A central component of the new initiative will be a Black Interfaith Fellows Program. IFYC will recruit a diverse network of fellows (two cohorts for a total of 80 fellows)—representing a wide range of sectors, talents, and perspectives—who are engaged in interfaith bridge-building by means of their lived experience, scholarship, and civic engagement. Through sustained conversation, collaboration, and individual projects, along with multi-platform public engagement and dissemination efforts, the project will inform a more accurate narrative about and by Black interfaith leaders. Assembling knowledge makers from a wide spectrum of religious, cultural, disciplinary, and institutional affiliations, emphasizing the power of public storytelling, and advancing public knowledge through the promotion of original work, the initiative will prioritize engagement strategies that foster a vibrant network of Black interfaith leadership.

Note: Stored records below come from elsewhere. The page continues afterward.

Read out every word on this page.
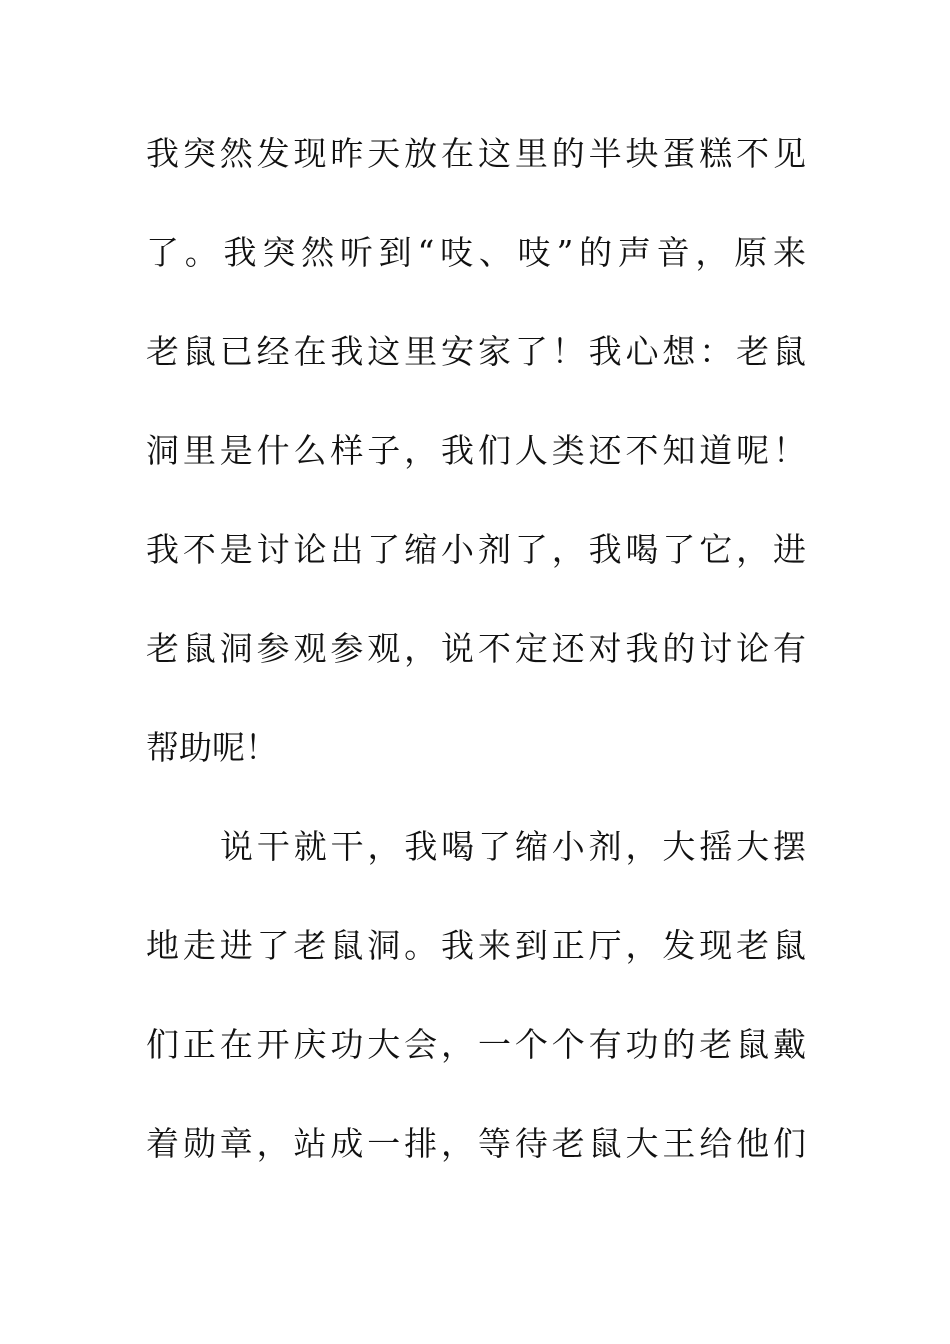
我突然发现昨天放在这里的半块蛋糕不见
了。我突然听到“吱、吱”的声音，原来
老鼠已经在我这里安家了！我心想：老鼠
洞里是什么样子，我们人类还不知道呢！
我不是讨论出了缩小剂了，我喝了它，进
老鼠洞参观参观，说不定还对我的讨论有
帮助呢！
说干就干，我喝了缩小剂，大摇大摆
地走进了老鼠洞。我来到正厅，发现老鼠
们正在开庆功大会，一个个有功的老鼠戴
着勋章，站成一排，等待老鼠大王给他们
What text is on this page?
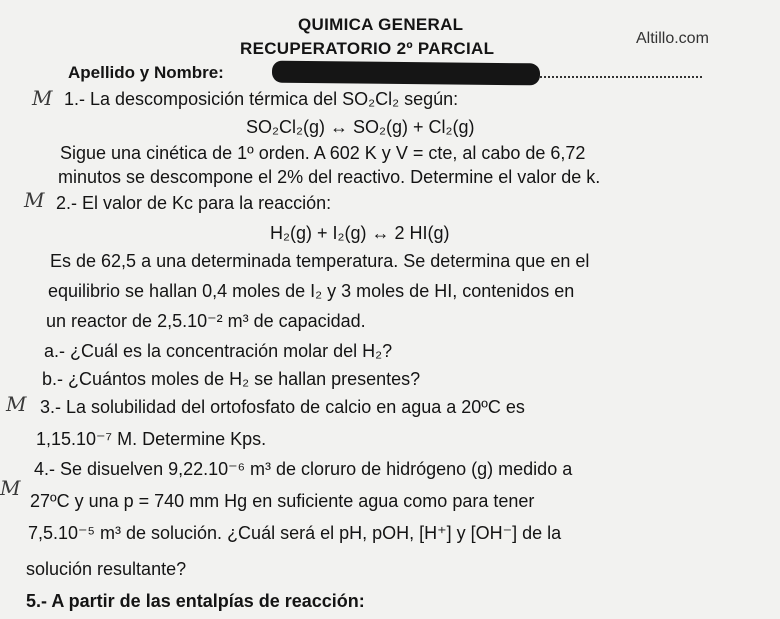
QUIMICA GENERAL
RECUPERATORIO 2º PARCIAL
Altillo.com
Apellido y Nombre:
M
M
M
M
1.- La descomposición térmica del SO₂Cl₂ según:
SO₂Cl₂(g) ↔ SO₂(g) + Cl₂(g)
Sigue una cinética de 1º orden. A 602 K y V = cte, al cabo de 6,72
minutos se descompone el 2% del reactivo. Determine el valor de k.
2.- El valor de Kc para la reacción:
H₂(g) + I₂(g) ↔ 2 HI(g)
Es de 62,5 a una determinada temperatura. Se determina que en el
equilibrio se hallan 0,4 moles de I₂ y 3 moles de HI, contenidos en
un reactor de 2,5.10⁻² m³ de capacidad.
a.- ¿Cuál es la concentración molar del H₂?
b.- ¿Cuántos moles de H₂ se hallan presentes?
3.- La solubilidad del ortofosfato de calcio en agua a 20ºC es
1,15.10⁻⁷ M. Determine Kps.
4.- Se disuelven 9,22.10⁻⁶ m³ de cloruro de hidrógeno (g) medido a
27ºC y una p = 740 mm Hg en suficiente agua como para tener
7,5.10⁻⁵ m³ de solución. ¿Cuál será el pH, pOH, [H⁺] y [OH⁻] de la
solución resultante?
5.- A partir de las entalpías de reacción:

Led by the Reverend Frederick Davie, who recently joined IFYC as Senior Advisor for Racial Equity from his former position as Executive Vice President of Union Theological Seminary, the Black Interfaith initiative will also benefit from the guidance of a diverse steering committee, and from anticipated partnerships with the Smithsonian Institution and the American Academy of Religion. It will aim to build a more inclusive interfaith movement, and to bring increased attention to the critical role that interfaith cooperation can play in efforts toward racial equity.
Recommendation: That the Directors of the Henry Luce Foundation approve a four-year grant of $1,000,000 to Interfaith Youth Core to launch and develop a “Black Interfaith” fellowship program.